Symbol Analysis
"Power" is about the decay, and eventual death, of Marie Curie's body. But Rich also describes the earth in bodily imagery and draws a connection between the Curie's body and the earth itself. In this way, Rich connects up different branches of science (much as Curie herself did) and asks us to make connections between the human and the earth.
- Line 2: The speaker personifies the earth, and describes its "flank," as if it had flesh.
- Lines 3-4: The amber bottle is filled with liquid that will supposedly cure all kinds of bodily ailments, from fever to melancholy. Yeah right, liquid.

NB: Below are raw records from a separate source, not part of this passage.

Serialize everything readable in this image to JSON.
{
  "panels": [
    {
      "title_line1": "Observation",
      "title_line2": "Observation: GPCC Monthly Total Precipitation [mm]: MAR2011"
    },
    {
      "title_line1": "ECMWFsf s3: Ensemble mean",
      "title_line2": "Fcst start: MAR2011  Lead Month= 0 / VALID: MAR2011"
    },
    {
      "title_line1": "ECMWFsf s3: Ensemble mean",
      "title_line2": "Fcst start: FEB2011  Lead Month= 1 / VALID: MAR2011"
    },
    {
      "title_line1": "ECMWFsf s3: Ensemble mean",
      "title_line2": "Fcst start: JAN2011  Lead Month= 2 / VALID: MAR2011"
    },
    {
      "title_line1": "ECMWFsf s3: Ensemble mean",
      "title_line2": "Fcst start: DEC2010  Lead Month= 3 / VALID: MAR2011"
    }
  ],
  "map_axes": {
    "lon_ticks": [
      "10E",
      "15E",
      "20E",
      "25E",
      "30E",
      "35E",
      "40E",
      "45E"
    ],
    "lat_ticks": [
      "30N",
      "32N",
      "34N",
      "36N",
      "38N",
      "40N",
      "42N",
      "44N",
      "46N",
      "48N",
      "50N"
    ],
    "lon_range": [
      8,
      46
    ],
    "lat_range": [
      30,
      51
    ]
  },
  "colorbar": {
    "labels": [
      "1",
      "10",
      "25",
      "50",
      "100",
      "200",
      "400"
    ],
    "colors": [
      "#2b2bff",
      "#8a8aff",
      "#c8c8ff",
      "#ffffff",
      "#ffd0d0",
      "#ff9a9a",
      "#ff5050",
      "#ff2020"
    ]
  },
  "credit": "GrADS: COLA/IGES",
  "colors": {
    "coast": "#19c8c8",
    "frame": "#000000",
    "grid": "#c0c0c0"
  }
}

We don't believe in magic (and you can bet Curie didn't believe in it either).
- Lines 7-9: Here we find out that Curie was "bombarded" (a pretty intense and violent word) by radiation. The speaker thinks that Curie must have understood what was happening to her body, even as she denied it. Could Marie really be that blind to what was going on?
- Lines 10-13: Now we get the deets on the radiation poisoning, and it ain't pretty. Curie's fingertips are filled with pus, her skin is cracking, her eyes have developed cataracts. Her work has taken a palpable toll on her body.
- Lines 14-17: Ah, the irony: Curie's scientific life work, which gave her power, ultimately destroyed her body and left her dead. She denied that her "wounds came from the same source as her power" until the very end—perhaps refusing to see, or at least to admit, the toll that some work takes on the human body.